§ 5107 - Powers of health maintenance organizations
§ 5107. Powers of health maintenance organizations
(a) Health maintenance organizations may:
(1) Buy, sell, lease, encumber, construct, renovate, operate or maintain hospitals, health care clinics, other health care facilities and other real and personal property which is incidental to and reasonably necessary for the transaction of the business and for the accomplishment of the purposes of the organization if a certificate of need is obtained in accordance with 18 V.S.A. chapter 221;
(2) Furnish health care services through providers employed by or under contract with the organization. No new health care project shall be offered without first obtaining a certificate of need in accordance with 18 V.S.A. chapter 221;
(3) Contract with insurance companies licensed in this state or with health service corporations authorized to do business in this state for insurance, indemnity or reimbursement for the cost of health care services furnished by the organization;
(4) Offer to its members, in addition to health care services, insured indemnity benefits. The commissioner may require any health maintenance organization offering benefits under this subdivision to establish reserves for indemnity benefits or to form an affiliate or subsidiary corporation under chapter 101 of this title, whenever the commissioner determines that such a requirement is in the best interests of members or policyholders. All of the provisions of subchapter 13 of chapter 101 shall apply to any holding company system that has a health maintenance organization as an affiliate;
(5) Receive from governmental or private agencies payments covering all or part of the cost of the health care services furnished by the organization;
(6) Enter into contracts to provide services which may include, but are not limited to, administrative claims processing services;
(7) Do all other things necessary for the accomplishment of the purposes of the organization.
(b) A health maintenance organization which has a net worth of greater than or equal to eight percent of total assets as last reported under section 5106 of this title and has reported positive earnings in two of the past three years shall provide the commissioner with written notice within 90 days of the exercise of any power granted under this section that may significantly affect the financial soundness of the organization.
(c) A health maintenance organization which has a net worth of less than eight percent of total assets as last reported under section 5106 of this title or has not reported positive earnings in at least two of the past three years shall provide the commissioner with 30 days prior written notice of any expenditure or financial commitment which in the aggregate will exceed one percent of total expenditures as of the last reporting period.
(d) Whenever the commissioner has reasonable cause to believe that any health maintenance organization has committed or is engaged in or is about to commit or engage in any act, practice or transaction that may subject it to delinquency proceedings, adversely affect its financial soundness or its Vermont members or render the continuance of its business hazardous to the public or its members, he or she, after notice and hearing as provided under subsection 5102b(k) of this title may make such orders as are reasonably necessary to correct, eliminate or remedy such conduct, condition or act.
(e) Any financial transaction which in the aggregate will exceed one percent of expenditures as last reported under section 5106 of this title is presumed to be a transaction which may significantly affect the financial soundness of the organization.
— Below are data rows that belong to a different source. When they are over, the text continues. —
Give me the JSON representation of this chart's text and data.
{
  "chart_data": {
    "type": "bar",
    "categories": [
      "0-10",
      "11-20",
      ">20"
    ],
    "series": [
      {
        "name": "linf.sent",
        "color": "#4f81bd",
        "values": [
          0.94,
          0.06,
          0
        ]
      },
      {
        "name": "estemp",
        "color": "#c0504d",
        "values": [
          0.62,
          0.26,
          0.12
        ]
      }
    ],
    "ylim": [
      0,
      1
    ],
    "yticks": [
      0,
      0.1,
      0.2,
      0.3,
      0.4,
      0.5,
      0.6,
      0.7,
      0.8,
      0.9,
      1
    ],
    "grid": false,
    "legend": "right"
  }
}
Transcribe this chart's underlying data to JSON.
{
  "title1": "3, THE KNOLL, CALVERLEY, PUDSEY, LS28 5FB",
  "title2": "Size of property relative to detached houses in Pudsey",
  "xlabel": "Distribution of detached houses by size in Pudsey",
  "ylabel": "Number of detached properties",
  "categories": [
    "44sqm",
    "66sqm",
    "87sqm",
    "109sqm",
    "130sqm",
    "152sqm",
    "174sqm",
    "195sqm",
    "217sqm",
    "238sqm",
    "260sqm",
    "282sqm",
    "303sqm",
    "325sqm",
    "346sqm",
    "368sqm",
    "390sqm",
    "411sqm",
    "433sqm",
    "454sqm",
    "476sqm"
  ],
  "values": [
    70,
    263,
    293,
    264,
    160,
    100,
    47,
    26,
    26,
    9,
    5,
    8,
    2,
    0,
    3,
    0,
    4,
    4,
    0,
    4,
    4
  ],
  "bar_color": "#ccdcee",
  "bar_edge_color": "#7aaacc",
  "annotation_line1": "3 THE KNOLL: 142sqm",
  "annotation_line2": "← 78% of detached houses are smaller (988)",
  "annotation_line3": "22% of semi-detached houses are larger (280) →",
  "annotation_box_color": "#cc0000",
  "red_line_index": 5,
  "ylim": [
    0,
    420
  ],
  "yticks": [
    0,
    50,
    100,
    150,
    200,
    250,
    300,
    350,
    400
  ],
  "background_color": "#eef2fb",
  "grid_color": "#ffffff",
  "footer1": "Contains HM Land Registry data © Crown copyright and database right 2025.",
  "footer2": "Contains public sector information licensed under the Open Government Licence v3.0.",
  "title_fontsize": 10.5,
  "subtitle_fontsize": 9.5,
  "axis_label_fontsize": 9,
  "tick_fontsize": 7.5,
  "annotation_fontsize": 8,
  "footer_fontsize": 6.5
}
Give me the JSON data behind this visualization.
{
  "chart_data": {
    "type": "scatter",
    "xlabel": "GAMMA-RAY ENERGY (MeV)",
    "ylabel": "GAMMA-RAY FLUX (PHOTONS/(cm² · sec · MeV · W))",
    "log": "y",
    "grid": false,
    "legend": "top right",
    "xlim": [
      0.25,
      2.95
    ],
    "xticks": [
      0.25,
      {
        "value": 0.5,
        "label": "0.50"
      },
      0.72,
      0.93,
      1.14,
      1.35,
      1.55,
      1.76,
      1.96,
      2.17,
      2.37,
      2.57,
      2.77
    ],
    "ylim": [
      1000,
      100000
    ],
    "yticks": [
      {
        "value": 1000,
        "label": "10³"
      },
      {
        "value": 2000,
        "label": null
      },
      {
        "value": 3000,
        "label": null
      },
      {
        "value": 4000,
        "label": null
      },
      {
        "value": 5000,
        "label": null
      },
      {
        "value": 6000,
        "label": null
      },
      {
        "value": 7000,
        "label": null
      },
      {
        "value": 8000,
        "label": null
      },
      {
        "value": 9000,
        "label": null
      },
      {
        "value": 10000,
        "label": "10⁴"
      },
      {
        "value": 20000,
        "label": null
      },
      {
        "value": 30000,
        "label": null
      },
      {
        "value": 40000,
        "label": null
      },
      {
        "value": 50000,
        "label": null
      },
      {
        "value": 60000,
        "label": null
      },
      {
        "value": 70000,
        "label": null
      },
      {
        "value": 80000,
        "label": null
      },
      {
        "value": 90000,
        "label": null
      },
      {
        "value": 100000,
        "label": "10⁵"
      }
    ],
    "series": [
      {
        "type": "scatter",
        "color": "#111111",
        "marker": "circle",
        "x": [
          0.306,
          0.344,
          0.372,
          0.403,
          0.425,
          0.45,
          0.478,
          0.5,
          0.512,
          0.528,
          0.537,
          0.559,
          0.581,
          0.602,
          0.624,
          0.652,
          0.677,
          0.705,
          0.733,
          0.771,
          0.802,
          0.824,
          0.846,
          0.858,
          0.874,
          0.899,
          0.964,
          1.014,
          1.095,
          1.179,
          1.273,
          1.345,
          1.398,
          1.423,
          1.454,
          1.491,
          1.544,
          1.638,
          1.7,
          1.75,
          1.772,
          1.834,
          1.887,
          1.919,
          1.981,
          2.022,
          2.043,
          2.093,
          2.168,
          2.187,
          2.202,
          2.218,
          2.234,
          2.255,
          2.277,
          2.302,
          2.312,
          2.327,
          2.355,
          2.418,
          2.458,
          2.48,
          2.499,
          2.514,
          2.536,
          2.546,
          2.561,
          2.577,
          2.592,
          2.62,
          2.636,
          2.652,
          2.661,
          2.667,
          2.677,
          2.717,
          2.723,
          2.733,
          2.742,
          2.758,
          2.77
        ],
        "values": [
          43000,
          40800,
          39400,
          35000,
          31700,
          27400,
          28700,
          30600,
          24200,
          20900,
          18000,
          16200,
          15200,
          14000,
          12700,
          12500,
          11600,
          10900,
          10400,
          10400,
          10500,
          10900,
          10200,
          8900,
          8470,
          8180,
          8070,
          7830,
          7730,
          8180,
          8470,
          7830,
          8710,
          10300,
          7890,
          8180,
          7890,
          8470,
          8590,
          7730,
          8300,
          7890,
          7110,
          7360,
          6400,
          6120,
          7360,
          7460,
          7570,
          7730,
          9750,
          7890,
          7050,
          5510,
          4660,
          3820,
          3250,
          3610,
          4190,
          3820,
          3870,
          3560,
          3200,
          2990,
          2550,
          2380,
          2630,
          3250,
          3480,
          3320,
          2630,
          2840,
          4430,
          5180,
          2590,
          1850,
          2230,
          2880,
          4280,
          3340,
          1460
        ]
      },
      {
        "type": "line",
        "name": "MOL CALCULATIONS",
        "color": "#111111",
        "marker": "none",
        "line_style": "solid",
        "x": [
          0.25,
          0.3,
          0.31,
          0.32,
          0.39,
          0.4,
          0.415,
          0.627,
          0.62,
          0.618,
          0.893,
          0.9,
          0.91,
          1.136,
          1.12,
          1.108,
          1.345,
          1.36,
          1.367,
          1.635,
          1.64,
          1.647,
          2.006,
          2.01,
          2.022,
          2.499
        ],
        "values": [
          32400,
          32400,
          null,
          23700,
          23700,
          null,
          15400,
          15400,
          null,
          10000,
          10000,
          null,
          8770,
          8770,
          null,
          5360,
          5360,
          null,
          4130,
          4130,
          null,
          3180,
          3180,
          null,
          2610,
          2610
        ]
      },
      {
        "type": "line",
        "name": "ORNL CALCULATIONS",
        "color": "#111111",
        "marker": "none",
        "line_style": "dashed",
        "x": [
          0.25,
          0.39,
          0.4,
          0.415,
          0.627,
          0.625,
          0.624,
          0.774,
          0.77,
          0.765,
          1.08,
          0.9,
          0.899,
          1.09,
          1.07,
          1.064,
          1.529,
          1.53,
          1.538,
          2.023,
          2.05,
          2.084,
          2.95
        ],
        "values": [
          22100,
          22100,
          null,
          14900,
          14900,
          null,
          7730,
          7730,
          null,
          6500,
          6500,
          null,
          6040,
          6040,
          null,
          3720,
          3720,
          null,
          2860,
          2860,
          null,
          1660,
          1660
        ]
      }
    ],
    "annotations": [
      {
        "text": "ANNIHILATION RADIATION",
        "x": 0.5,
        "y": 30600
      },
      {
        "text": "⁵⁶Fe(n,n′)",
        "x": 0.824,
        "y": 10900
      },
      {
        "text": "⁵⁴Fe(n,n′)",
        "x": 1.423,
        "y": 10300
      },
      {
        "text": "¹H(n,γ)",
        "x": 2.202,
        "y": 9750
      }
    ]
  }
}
(f) For the sole purpose of applying the provisions, conditions and limitations of this chapter and any other section of this title and Title 18 to a health maintenance organization formed as a limited liability company, the references in this chapter and any other section of this title and Title 18 applicable to a health maintenance organization formed as a corporation shall be applied in an equivalent manner to a health maintenance organization formed as a limited liability company or foreign limited liability company. The members of the limited liability company shall be treated in an equivalent manner as shareholders of a corporation. The ownership interests in the limited liability company shall be treated in an equivalent manner as the securities of a corporation. The managers of a limited liability company shall be treated in an equivalent manner as directors or executive officers of a corporation. The person signing the articles of organization of the limited liability company shall be treated in an equivalent manner as the incorporators of a corporation. Nothing in this section shall be construed to affect the tax status, tax elections, or tax benefits of a health maintenance organization formed as a limited liability company or of any of its members. Notwithstanding the application of this section to a health maintenance organization formed as a limited liability company, such limited liability company shall not be deemed to be a corporation for any purpose.
(g) [Repealed.] (Added 1979, No. 117 (Adj. Sess.); amended 1993, No. 30, § 11, eff. May 21, 1993; 1997, No. 54, §§ 10, 11, eff. June 26, 1997, eff. May 20, 1999; 2003, No. 53, § 26.)